Repeating cliches when talking to a loved one about their depression can make them feel as if you’re dismissing their sentiments. From your perspective, the terms you use to communicate your feelings may appear clear and to the point. However, the person experiencing depression may feel insulted, misunderstood, or severely offended. Here are a few things to keep in mind when talking to someone you know.

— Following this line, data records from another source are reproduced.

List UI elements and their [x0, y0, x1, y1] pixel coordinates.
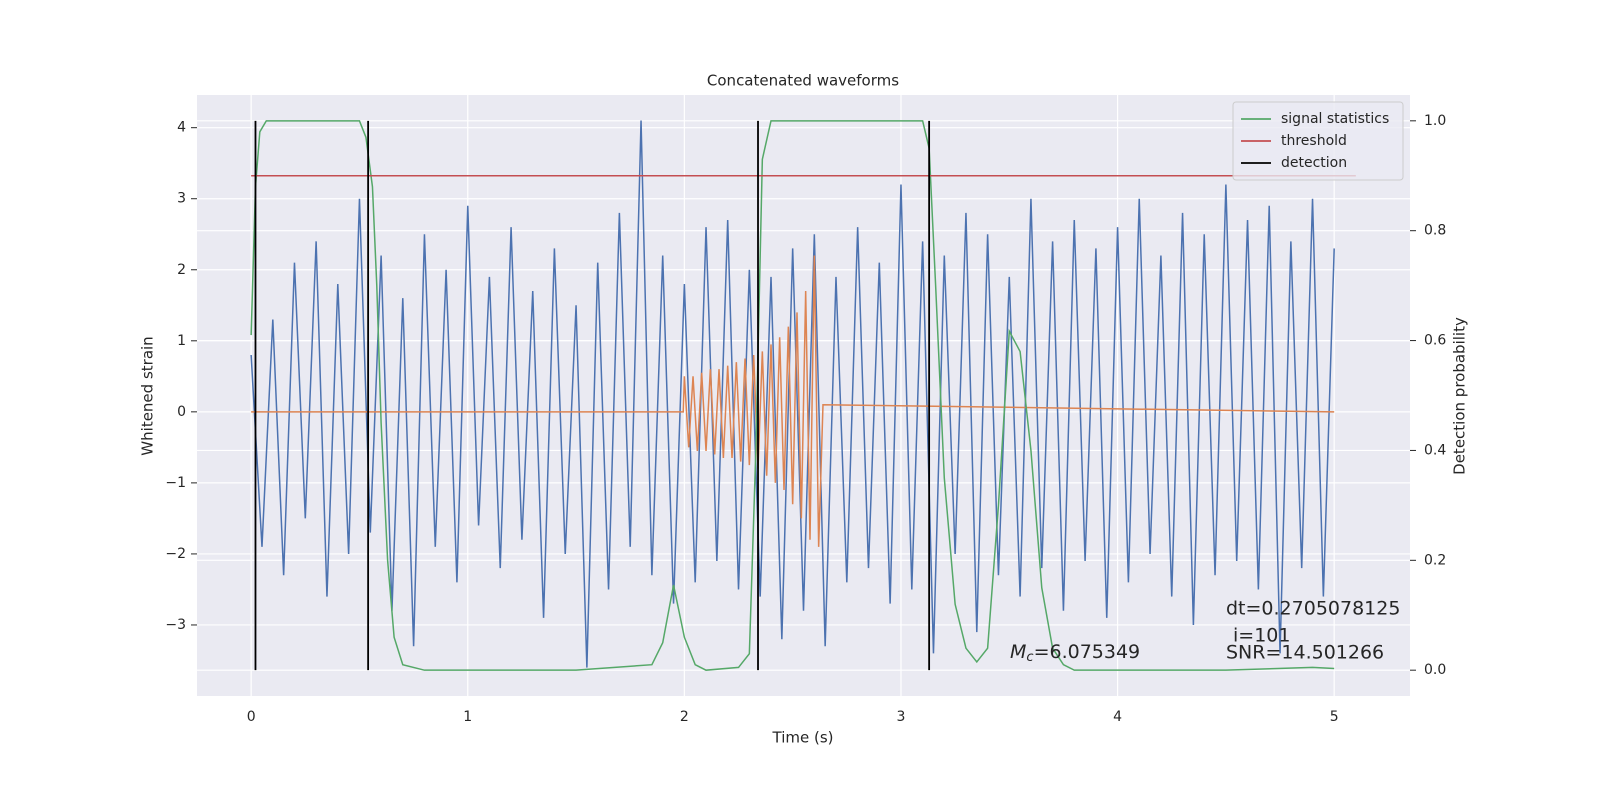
series-line — [250, 120, 1335, 671]
y-tick-label: −1 — [165, 475, 186, 491]
annotation: i=101 — [1233, 625, 1290, 647]
legend-label: threshold — [1281, 133, 1347, 149]
annotation: Mc=6.075349 — [1010, 641, 1140, 665]
x-axis-label: Time (s) — [772, 729, 834, 747]
annotation-text: =6.075349 — [1034, 641, 1141, 663]
y2-tick-label: 0.8 — [1424, 223, 1446, 239]
legend-box — [1232, 101, 1404, 181]
legend-label: detection — [1281, 155, 1347, 171]
annotation: dt=0.2705078125 — [1226, 598, 1400, 620]
chart-title: Concatenated waveforms — [707, 72, 899, 90]
series-line — [251, 255, 1335, 547]
y-tick-label: 0 — [177, 404, 186, 420]
y2-tick-label: 0.6 — [1424, 333, 1446, 349]
annotation-subscript: c — [1026, 650, 1033, 665]
x-tick-label: 3 — [897, 709, 906, 725]
x-tick-label: 0 — [247, 709, 256, 725]
x-tick-label: 2 — [680, 709, 689, 725]
y2-tick-label: 0.4 — [1424, 442, 1446, 458]
y-tick-label: 2 — [177, 262, 186, 278]
y2-axis-label: Detection probability — [1451, 317, 1469, 475]
y-tick-label: −3 — [165, 617, 186, 633]
y2-tick-label: 0.0 — [1424, 662, 1446, 678]
y-axis-label: Whitened strain — [139, 336, 157, 455]
y-tick-label: 4 — [177, 120, 186, 136]
y-tick-label: −2 — [165, 546, 186, 562]
x-tick-label: 1 — [463, 709, 472, 725]
annotation: SNR=14.501266 — [1226, 642, 1384, 664]
y2-tick-label: 1.0 — [1424, 113, 1446, 129]
x-tick-label: 5 — [1330, 709, 1339, 725]
legend-label: signal statistics — [1281, 111, 1389, 127]
series-line — [250, 120, 1335, 668]
x-tick-label: 4 — [1113, 709, 1122, 725]
y-tick-label: 1 — [177, 333, 186, 349]
annotation-symbol: M — [1010, 641, 1026, 663]
y-tick-label: 3 — [177, 191, 186, 207]
y2-tick-label: 0.2 — [1424, 552, 1446, 568]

Don’t Tell Them to Try Harder
Depression can occur for a variety of causes, and a person cannot always control all of the risk factors. Depression can occur when the body does not produce enough of the substances it requires to function properly, similar to diabetes or hypothyroidism. For some people, this may involve taking medications to correct chemical imbalances that may be contributing to their illness.
Don’t Oversimplify
Although there are numerous advantages to practising positive thinking, it is insufficient to heal depression. Your well-intentioned advice to “cheer up” or “smile” may seem pleasant and encouraging, but it oversimplifies the sadness that comes with depression. Someone who is depressed cannot “decide” to be happy just because they cannot force their brain to produce more serotonin.
Don’t Shame Them
People who are depressed still care about other people. Make statements like “You just think about yourself” or “Other people have difficulties too” that shame them for how they are feeling. People suffering from depression do not need to feel ashamed of their thoughts, all they need to know is that they are not alone.
A Word From Verywell
If you’re feeling down, don’t be afraid to say, “I’m not sure what to say right now.” Apologize if you believe you’ve spoken something harsh in the past. If your words haven’t been helpful in the past, an apology can help them feel better. Keep in mind that some people may find it difficult to understand or agree with you.
Don’t Ignore Them
It may be difficult for you to relate with someone who has experienced depression if you have never experienced it yourself. If you love someone who is depressed, the best thing you can do is be open and eager to learn. Don’t abandon a conversation by claiming, “I just don’t get it,” but instead begin by assuring your loved one that you care.